YouTube threw itself a 10th birthday party Wednesday at Manhattan’s Madison Square Garden Theater, using its annual “Brandcast” event to celebrate the diversity of content flourishing on the platform.

Susan Wojcicki, CEO of YouTube, touted the reach and influence of the Google-owned property, noting statistics intended to impress assembled advertisers moving through their third day of NewFront presentations that will go on another seven days.

“Our mobile growth has been so strong in the U.S. that YouTube now reaches more 18-49 on mobile alone than any cable network,” said Wojcicki. “That’s incredible scale.”

But the Brandcast was actually quite light on statistics by NewFront standards and much more filled with testimonies from myriad perspectives on the power of the platform. Josh Goldstine, president of worldwide marketing, at Universal Pictures, took the stage to explain how YouTube had transformed his approach to promoting films from the studio.

“From another perspective, we are entering the most exciting time in my 25 years of doing this, a new golden age of opportunity,” said Goldstine.

He focused his remarks on how advances in data science had helped him take cheaply produced movies like “The Purge” and “Unfriended” and made them far more profitable than blockbusters by sophisticated targeting of audience segments with digital-native content on YouTube.

The Brandcast also featured host Grace Helbig, Buzzfeed Video chief Ze Frank and John Green, the writer of novel “The Fault in Our Stars” who also has a popular YouTube channel with his brother, Hank Green.

Citing the $300 million-grossing movie made from his book, he credited his online presence for making that happen. “There’s no way the success would have happened without YouTube,” he noted.

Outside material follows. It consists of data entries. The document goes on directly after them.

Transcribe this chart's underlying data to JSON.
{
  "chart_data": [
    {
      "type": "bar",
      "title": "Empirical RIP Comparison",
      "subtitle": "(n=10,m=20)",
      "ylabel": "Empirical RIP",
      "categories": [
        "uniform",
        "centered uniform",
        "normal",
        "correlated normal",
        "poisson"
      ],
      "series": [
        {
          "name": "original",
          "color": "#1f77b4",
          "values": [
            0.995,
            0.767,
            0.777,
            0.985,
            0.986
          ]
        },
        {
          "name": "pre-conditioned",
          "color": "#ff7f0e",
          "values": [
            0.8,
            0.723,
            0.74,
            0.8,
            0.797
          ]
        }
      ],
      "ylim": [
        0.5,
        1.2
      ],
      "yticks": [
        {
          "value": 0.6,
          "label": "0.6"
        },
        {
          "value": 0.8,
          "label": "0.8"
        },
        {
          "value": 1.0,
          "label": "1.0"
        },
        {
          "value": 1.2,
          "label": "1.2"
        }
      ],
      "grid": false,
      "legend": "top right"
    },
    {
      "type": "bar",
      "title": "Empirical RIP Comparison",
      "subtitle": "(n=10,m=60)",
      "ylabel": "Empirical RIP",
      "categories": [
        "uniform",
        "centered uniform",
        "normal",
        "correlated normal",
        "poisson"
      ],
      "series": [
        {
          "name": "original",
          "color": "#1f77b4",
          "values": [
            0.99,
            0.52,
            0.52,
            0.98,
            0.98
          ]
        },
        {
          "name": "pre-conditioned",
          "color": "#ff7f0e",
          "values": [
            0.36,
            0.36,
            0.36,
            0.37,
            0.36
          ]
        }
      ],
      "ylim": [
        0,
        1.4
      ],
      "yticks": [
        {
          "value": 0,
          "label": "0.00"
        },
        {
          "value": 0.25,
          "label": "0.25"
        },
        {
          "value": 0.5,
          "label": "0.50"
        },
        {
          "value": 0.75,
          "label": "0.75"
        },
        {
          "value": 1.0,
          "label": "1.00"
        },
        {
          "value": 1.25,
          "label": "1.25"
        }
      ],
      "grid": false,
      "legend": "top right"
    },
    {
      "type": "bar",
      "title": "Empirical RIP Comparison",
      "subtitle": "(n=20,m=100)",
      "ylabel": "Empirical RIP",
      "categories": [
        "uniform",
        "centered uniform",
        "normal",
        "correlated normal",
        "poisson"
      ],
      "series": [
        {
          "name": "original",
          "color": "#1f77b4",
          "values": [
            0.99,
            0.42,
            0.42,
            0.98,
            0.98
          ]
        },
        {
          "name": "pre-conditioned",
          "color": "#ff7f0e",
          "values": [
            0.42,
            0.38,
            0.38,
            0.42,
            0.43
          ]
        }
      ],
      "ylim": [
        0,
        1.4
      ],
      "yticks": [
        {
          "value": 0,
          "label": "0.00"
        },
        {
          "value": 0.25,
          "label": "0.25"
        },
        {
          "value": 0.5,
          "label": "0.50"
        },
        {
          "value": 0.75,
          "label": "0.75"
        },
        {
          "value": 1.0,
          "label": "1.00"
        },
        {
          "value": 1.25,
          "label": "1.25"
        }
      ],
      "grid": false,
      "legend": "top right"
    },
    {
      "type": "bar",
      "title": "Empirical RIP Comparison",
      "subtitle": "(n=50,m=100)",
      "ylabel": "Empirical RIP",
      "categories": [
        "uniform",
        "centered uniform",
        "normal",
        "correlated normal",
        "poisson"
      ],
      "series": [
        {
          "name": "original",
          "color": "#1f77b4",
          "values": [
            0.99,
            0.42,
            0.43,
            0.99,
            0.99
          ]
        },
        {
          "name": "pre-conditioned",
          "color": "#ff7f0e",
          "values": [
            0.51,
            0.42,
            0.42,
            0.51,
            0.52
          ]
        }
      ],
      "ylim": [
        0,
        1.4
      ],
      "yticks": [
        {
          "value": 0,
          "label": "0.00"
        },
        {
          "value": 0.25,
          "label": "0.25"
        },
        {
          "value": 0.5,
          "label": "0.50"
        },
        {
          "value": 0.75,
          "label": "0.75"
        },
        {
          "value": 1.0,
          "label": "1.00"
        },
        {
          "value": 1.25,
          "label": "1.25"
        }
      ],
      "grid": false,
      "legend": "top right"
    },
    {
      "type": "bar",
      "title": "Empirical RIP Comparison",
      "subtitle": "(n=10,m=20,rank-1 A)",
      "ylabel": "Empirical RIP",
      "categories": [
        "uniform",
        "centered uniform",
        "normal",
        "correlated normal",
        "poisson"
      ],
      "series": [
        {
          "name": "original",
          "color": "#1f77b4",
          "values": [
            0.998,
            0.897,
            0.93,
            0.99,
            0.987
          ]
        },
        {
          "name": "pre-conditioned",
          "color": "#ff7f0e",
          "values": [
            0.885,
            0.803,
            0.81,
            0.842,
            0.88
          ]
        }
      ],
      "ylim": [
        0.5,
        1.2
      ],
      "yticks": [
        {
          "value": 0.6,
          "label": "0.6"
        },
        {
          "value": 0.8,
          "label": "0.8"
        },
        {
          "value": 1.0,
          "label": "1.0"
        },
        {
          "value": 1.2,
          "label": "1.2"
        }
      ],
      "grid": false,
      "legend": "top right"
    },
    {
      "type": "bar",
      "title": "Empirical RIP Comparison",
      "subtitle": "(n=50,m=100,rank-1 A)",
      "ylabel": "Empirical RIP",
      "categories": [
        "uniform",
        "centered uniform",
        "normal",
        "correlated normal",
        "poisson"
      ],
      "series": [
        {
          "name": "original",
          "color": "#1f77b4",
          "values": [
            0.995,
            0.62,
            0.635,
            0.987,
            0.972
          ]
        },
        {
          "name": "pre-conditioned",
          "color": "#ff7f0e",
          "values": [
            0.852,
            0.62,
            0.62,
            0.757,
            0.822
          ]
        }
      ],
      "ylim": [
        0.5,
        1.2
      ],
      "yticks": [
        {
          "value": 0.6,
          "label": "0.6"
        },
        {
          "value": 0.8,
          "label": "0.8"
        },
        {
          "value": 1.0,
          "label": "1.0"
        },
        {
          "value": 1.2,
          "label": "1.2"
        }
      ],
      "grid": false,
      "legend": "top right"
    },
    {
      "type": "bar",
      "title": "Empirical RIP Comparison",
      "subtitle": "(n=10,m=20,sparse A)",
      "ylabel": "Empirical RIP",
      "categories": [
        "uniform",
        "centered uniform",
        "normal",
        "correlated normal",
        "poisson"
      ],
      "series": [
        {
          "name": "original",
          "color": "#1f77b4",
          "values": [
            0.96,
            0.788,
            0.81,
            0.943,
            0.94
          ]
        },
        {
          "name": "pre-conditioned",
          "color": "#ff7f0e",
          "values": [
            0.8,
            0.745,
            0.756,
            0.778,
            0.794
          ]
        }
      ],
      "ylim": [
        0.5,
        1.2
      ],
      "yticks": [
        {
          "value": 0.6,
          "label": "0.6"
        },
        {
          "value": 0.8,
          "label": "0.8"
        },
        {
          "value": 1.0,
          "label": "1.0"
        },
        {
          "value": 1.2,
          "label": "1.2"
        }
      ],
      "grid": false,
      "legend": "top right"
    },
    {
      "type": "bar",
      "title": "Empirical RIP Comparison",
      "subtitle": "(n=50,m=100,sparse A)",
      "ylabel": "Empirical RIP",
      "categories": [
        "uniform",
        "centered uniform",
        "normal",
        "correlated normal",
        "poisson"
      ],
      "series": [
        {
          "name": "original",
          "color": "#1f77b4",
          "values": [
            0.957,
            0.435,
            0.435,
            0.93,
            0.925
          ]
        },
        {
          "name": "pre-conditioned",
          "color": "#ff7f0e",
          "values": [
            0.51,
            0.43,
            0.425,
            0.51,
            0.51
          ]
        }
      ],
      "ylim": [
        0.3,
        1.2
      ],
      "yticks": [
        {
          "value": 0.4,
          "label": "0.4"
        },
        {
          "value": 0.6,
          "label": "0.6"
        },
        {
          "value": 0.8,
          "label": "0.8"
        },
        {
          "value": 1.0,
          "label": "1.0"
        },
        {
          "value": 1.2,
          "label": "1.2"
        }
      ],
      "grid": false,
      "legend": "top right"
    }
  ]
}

Contrary to the other presenters who pitched advertisers on their value, Green made an impassioned plea how community-focused YouTube content fosters an enriching engagement from young viewers with the platform and each other that is better than mainstream entertainment.

Before the event closed with a performance from Bruno Mars, the final speaker was Robert Kyncl, head of content and business operations at YouTube. He positioned YouTube as a successor to the traditional entertainment industry in its ability to marry content with advertising, only this time around on a different set of devices.

“That shift requires partnering with a new set of players who are as successful on mobile as Hollywood was in the living room,” said Kyncl.

He also expressed gratitude to the advertisers in attendance. “Thank you for the most incredible and expensive brithday party ever,” said Kyncl. “Thank you for paying for it.”